I was recently teaching a workshop on the interaction of mindfulness, compassion and self-nurturing. This is a topic I love exploring, and what I have found to be true is what we feed our minds is directly linked to how we take care of ourselves. We can feed our minds with sweet and loving phrases or sour and critical thoughts. How we relate to our minds is directly linked to how we comfort ourselves—sometimes with food.
This is an exercise I invite my students and clients to practice. Identify five non-self-nurturing thoughts and five self-nurturing or loving thoughts. Here are some examples:
Non-Self-Nurturing:
- I have no one in my life who truly loves me.
- I will never lose the weight, so why try.
- I am not smart.
- My belly is too big and it will never change.
- Nothing in my life ever goes right.
In a previous post, I spoke about how we have an average of 82,000 thoughts a day. That is a lot of thoughts, so how can those all be true? They can’t be. Are any of the thoughts above really true? NO. We are not our thoughts, and we can start talking back to the negative thoughts. Simply start by pulling out the negative weeds, and plant seeds of love and nurturance. It is spring after all.
Self-Nurturing Thoughts:
- I am loved.
- I love and accept myself as I am right now.
- I am smart and have multiple intelligences.
- My belly holds my power and intuitive center and I am grateful for it.
- My life has ups and downs just like everyone, and I have enough right now.
When you read through the non-self-nurturing thoughts, how do you feel? Sad, angry, hopeless? Does that make you want to reach out for some comfort, like a big bowl of chocolate ice cream? That is a pretty normal reaction. We all want comfort when we are blasted with critical words.
How do you feel when you read through the self-nurturing thoughts? Empowered, happy, confident? YES!
The more we feed ourselves with loving and nurturing thoughts, the more we will believe them. Our thoughts affect our feelings, and thus impact our behaviors, so be mindful of inserting loving thoughts and you will, in turn, have loving behaviors.
For the next month, I am going to invite you to take a self-love challenge. Here are some tips below to get your started. Just pick one of these practices to try on once a day for the next four weeks. If you like what you are feeling, then keep going and make it a habit.
Be Your Own Best Friend
What does this look like? Love hanging out with yourself. I like to call these my loving-kindness days. I pick a day or even a night (if you can’t give yourself a whole day) and I just slow down. I don’t schedule anything and I just let myself see what I want to do. Sometimes I read a book, do home yoga practice, and maybe for dinner all I eat is yogurt and fruit. After a day like this, I always feel like my love bucket is full.
See Your Magnificence and Beauty
Embrace the amazing and unique person you are every day. Shine your light and show who you are. You can only be who you are; everyone else is already taken.
Love All of Yourself
This means saying phrases such as, “I love and accept myself as I am.” You are loving and accepting of your strengths and weaknesses, your pretty parts and not-so-attractive parts. Accept yourself as you are. Forgive yourself for actions that you took when you didn’t know any better. Compassion is the greatest motivator for real change.

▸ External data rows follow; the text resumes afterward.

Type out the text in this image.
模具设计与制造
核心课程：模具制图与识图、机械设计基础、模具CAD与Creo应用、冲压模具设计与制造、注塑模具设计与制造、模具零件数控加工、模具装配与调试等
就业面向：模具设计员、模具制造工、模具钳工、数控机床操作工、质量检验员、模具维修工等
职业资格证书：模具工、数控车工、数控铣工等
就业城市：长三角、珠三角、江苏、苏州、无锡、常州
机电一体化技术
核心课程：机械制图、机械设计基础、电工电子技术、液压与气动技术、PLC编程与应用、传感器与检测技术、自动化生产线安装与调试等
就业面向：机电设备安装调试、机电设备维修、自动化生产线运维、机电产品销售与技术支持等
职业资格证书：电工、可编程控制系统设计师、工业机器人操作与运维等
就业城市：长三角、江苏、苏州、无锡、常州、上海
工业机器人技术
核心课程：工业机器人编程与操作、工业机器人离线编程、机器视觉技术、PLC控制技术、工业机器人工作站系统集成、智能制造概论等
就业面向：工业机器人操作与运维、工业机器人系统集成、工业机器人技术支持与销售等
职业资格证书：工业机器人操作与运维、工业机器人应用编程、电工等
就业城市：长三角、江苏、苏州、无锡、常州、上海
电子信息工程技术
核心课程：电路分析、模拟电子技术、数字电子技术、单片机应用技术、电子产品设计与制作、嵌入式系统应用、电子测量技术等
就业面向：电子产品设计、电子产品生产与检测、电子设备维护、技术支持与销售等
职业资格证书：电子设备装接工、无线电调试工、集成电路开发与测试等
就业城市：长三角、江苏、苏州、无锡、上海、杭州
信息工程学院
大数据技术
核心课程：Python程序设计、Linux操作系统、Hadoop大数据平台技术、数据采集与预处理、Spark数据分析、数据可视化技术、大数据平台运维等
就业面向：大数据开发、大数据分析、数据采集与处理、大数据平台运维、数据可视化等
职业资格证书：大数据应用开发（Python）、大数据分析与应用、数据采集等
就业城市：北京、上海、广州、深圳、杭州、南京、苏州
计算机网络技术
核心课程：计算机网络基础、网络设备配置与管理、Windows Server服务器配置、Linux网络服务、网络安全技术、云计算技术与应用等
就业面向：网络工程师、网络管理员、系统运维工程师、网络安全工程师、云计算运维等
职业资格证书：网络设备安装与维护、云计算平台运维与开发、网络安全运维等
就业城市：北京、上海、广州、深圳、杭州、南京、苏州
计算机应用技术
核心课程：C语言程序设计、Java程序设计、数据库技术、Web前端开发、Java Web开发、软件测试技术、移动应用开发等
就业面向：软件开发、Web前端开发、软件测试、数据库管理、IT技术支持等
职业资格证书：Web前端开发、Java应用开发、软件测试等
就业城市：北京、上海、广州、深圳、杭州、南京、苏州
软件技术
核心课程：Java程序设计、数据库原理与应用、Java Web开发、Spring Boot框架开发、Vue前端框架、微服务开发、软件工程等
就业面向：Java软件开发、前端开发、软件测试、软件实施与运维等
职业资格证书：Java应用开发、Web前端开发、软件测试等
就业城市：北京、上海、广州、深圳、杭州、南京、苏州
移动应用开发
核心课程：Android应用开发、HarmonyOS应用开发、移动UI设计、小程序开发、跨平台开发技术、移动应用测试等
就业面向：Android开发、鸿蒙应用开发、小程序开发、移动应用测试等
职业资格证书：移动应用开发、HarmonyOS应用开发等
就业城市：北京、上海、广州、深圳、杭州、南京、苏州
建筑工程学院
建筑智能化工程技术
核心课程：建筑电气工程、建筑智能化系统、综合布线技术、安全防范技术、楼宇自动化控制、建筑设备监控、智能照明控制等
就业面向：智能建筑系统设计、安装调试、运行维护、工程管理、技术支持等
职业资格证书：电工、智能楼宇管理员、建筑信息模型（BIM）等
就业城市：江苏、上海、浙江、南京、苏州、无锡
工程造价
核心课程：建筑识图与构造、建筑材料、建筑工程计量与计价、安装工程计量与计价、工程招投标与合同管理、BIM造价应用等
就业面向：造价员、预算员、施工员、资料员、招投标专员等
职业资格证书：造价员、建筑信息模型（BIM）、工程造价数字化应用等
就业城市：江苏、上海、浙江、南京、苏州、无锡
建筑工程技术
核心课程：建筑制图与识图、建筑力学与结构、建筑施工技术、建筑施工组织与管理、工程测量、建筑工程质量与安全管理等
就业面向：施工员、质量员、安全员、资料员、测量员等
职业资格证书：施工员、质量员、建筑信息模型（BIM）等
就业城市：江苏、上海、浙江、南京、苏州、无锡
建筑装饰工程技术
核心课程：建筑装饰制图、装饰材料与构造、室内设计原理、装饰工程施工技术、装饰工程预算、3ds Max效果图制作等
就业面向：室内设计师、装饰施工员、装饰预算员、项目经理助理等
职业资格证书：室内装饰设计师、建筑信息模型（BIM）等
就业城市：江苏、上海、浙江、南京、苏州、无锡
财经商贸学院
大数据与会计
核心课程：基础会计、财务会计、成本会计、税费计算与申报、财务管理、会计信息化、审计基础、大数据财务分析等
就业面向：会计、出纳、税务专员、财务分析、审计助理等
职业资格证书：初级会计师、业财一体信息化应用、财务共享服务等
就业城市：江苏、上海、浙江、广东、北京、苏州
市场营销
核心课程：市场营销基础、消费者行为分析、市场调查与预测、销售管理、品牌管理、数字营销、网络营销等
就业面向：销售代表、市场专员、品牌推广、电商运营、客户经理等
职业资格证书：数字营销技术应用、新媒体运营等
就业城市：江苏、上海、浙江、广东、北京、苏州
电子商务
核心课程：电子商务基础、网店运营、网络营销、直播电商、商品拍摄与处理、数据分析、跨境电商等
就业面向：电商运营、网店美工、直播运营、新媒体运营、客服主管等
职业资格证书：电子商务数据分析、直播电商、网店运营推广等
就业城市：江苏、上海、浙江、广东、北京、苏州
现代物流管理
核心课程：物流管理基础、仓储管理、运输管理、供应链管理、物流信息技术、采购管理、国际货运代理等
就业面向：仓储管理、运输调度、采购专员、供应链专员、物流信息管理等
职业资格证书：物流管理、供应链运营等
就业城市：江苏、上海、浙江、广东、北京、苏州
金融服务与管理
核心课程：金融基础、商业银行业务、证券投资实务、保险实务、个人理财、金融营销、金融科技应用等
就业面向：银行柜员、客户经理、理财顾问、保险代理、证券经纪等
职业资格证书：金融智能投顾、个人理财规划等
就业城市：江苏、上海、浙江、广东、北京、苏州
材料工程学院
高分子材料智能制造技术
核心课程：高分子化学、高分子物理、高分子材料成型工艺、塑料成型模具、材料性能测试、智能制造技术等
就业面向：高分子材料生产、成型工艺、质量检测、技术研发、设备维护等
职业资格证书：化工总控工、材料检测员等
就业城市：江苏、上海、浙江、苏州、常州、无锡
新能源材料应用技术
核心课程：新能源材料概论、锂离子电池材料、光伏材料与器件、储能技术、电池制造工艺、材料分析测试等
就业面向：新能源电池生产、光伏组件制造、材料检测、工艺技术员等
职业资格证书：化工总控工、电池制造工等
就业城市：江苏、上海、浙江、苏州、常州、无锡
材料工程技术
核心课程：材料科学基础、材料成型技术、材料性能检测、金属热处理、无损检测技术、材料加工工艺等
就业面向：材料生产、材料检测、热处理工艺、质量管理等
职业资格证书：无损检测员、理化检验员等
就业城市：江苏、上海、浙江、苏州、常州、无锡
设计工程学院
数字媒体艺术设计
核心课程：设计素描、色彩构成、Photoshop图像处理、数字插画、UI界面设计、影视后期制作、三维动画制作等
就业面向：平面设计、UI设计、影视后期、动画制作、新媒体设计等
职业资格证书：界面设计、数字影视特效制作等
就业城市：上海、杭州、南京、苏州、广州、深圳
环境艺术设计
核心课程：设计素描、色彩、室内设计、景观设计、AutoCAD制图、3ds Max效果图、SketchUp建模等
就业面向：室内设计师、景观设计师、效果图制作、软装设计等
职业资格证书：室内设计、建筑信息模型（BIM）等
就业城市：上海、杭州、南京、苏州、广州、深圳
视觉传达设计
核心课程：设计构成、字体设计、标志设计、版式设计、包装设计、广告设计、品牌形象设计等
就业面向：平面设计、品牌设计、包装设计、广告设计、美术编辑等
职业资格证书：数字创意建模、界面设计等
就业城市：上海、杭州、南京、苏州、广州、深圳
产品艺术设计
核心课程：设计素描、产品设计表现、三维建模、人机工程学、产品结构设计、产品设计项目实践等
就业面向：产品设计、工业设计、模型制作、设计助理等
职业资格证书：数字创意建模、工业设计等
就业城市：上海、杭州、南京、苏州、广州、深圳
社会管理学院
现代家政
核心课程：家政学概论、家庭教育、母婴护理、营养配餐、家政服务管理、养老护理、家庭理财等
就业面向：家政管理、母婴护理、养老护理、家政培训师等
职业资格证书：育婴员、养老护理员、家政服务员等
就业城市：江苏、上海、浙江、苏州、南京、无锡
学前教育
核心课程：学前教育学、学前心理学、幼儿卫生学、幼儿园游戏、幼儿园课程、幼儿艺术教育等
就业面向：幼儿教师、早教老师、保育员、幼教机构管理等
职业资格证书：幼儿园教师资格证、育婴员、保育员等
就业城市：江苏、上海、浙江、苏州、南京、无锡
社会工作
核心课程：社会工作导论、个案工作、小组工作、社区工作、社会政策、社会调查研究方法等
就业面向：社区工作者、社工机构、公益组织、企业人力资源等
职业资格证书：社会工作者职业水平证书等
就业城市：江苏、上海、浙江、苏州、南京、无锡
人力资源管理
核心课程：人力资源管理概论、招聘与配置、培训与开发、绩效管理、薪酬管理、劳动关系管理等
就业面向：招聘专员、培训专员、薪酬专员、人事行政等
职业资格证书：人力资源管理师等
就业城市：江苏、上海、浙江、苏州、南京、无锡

Make Decisions Guided By Self-Love
Mantra: “I am taking really good care of myself.” If this is the thought that you feed throughout the day, then how do your actions support this? If I were taking really good care of myself, then I might still choose to eat French fries after a harder day at work, but I’d only eat a small portion and I’d also take a walk.
Surround Yourself with Loving People
When you start to show yourself more love, you may decide that you want and deserve more love from those around you, too.
A few years ago, I had this experience where I needed to shift out some friends from my inner circle to make room for new ones. I had some friends who were only capable of being there for the “good times,” but as we know, life is always changing and has many ups and downs. I wanted friends who could be loving, supportive and dependable, and wanted that from me, too. You may need to weed out some people in your life or put them in the outer circle so you can surround yourself with the most loving people.
I practice many of these principles already, but I am going to boost my self-love practices even more and join you all in this month.
As a way to be my own best friend, I did this small practice and it felt great. I came home the other night and picked a red rose from my garden. Normally, I would put this rose in a small dish of water near my desk to look at, but instead I took each petal off the rose bud and threw them on my bed, like a lover might do. I slept in my bed covered in rose petals and it was totally delicious!
Love yourself and your relationship with your body, and let that guide how you care for yourself. If you do this, the relationships you attract will change. I’m looking forward to hearing how it goes!